The National Association of Science Writers, Inc. (NASW -, was founded in 1934 and formally incorporated in 1955 as a membership corporation under the laws of New York, to improve the craft and promote good science writing. Its goal is to "foster the dissemination of accurate information regarding science through all media normally devoted to informing the public." Over the years, its officers have included both freelancers and employees of most of the major newspapers, wire services, magazines, and broadcast outlets in the country. It also welcomes members who are the public information officers on science from government labs, universities and other institutions. Above all, NASW fights for the free flow of science news. At a time when U.S. citizens face a growing array of potential threats to their health and their environment, our government must provide the citizenry with the best tools available to sort through the difficult decisions we face. For journalists seeking to help citizens understand the increasingly complex issues confronting our nation, all taxpayer-funded information and scientific analysis should be freely available.

We certainly applaud the moderation, in the revised bulletin, of many of the positions taken by OMB in the bulletin as originally proposed. OMB is certainly to be commended for thinking twice about what was originally an ill-conceived proposal. Nonetheless, we urge the OMB to withdraw the Peer Review Bulletin entirely. In any form, however attenuated, it would place unnecessary and unwarranted restrictions on dissemination to the public of information which could vitally affect not only the environment, but also public health and welfare.

In general, we think the interests of good science, good government, and good journalism are best served by the maximum feasible degree of transparency, openness, and information-sharing. We trust that the fastest and most powerful way to bring about correction of bad science is to publish it — and then to publish also whatever corrections it inspires.

No convincing demonstration has been made that current agency peer review procedures are faulty or inadequate. Peer review is already widely and intensively practiced by government agencies.

Although the bulletin's stated intent is to improve "both the quality of scientific information and the public's confidence in it," we believe it would have the exact opposite effect. Putting the scientific dialogue under the supervision of OMB, an agency without scientific expertise, would elevate considerations other than scientific accuracy to a controlling influence over the science itself. In any administration, putting control or influence over scientific findings in the hands of the White House would only encourage political manipulation of science. Moreover, it would encourage the public perception that science could not be done independently of White House political influence.

The bulletin continues an unwarranted expansion of the tenuous and dubious legal mandate contained in P.L.106-554, Section 515(a). The legislated language itself says nothing about scientific peer review. While the obvious intent of the original legislative language was to maximize the factual accuracy of pure data, OMB has left that purpose behind, and used the scant legislation as a justification for intruding into scientific conclusions and judgments.

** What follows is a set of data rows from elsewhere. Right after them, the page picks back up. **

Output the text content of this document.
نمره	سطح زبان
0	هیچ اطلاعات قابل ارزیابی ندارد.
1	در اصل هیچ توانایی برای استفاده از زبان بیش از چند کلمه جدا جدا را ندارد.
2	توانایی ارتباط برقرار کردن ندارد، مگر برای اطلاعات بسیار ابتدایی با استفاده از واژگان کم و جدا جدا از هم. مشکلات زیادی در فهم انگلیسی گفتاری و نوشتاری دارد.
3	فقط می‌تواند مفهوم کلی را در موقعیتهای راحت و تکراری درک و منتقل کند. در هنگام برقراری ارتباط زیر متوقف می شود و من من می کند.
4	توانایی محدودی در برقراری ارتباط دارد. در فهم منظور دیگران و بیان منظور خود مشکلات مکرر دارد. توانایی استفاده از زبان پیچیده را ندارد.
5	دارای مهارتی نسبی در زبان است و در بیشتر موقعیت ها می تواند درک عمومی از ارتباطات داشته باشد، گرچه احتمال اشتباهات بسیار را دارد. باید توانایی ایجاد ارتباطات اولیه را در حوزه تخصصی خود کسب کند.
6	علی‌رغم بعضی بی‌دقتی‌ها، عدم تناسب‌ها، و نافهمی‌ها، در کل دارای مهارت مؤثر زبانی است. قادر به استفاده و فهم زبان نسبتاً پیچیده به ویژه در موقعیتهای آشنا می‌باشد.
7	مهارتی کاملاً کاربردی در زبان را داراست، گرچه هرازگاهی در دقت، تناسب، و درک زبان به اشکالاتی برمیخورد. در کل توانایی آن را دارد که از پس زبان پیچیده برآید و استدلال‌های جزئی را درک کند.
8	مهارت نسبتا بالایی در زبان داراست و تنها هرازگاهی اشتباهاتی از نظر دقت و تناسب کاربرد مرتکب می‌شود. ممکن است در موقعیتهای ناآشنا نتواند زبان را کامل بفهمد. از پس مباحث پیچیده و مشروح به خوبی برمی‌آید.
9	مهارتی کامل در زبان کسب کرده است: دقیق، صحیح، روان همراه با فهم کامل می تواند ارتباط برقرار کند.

As journalists, we encounter scientific controversy daily, on most of the environ-related subjects we cover. Open scientific debate, we believe, is the best way to arrive at durable truths. It is not the job of government to resolve all, or even most, scientific issues. We fear that putting science under centralized White House control could become a way of presenting to the press and public only that science in which debates had been resolved in ways preferred by the White House. Neither press nor public want or need to be protected from scientific dissent, debate, or controversy. On the contrary, we need to be informed about these disagreements and exposed to them.

Specific Comments

If OMB decides not to withdraw the bulletin entirely, we would offer the following specific comments describing changes we think should be made to it before it is finalized:

  1. (Item I.3., definition of "dissemination") . It would be helpful if the definition of "dissemination" was amended to make clear that it refers only (restrictively) to publication of information or assessments whose validity is in some way officially endorsed (not "initiated or sponsored," a much broader definition) by the originating agency.
  2. Public disclosure of scientific information, studies, and assessments prior to peer review. It is important that there be guarantees of public disclosure of the scientific material undergoing peer review. Only thus can the integrity of the review itself be judged by parties not directly involved in it. It is important to realize that one of the most crucial "publics" is scientists who may not have been chosen or designated as reviewers. The bulletin's exclusion of responses to FOIA requests from the definition of "dissemination" may be adequate to accomplish this needed disclosure. It will only do so in tandem with timely publication of a complete Peer Review Agenda, as described in Section V. of the bulletin.
  3. We are especially concerned with public disclosure issues left unresolved in Section II.4. and III.b. ("Conflicts"). The bulletin should go beyond a statement that the agency should "examine" such conflicts. We believe that when a reviewer has conflicts of interest and is nonetheless allowed to participate in a review, it is imperative that all the potential, apparent, or actual conflicts be fully disclosed to the public. In this area, we believe that the public's interest in integrity of science must override any privacy rights or concerns of the reviewer — even though we understand that such disclosure may discourage participation by some reviewers. The bulletin should explicitly require procedures for such disclosure. Disclosure of conflicts should apply equally to those arising from ties to the agency itself, those arising from ties to regulated industries, and those arising from other conflicts.
  4. The definition of "influential scientific information" (Section I.4.) is vague, and it is not clear who will make the judgment of what is included in it. We think this should be more explicitly left to the agencies. The words "clear and substantial impact on important public policies or private sector decisions" can only be applied through subjective interpretation. This implies that there may be a large tier of non-influential science to which the bulletin does not apply — perhaps basic or routine science or data-gathering without immediate practical impact. It would be better if this were made explicit. Finally, we urge OMB to re-examine the syntax of the sentence, particularly the words "information the dissemination of which the agency reasonably can determine that dissemination of which will have or does have ..." to be sure that it has the meaning intended. It seems to contain an erroneous repetition.
  5. The definition of "highly influential" scientific information (Section III.1.) remains problematic. At the very least it should be made clear and explicit that the "potential effect of more than $500 million in any year" apply to public benefits (whether welfare, environmental, health, or other) as well as costs to industry or government. The methods used to calculate such benefits should be of equal rigor or latitude as the methods used to calculate costs.
  6. The "interagency group, chaired by OSTP and OIRA" (Section IX.) should have all meetings open to the public, and should have complete records of its proceedings available to the public. All records of communications between the Executive Office of the President (OMB, OSTP, CEQ, etc.) and the agencies on the subject of scientific peer review should be subject to FOIA rather than exempt from it.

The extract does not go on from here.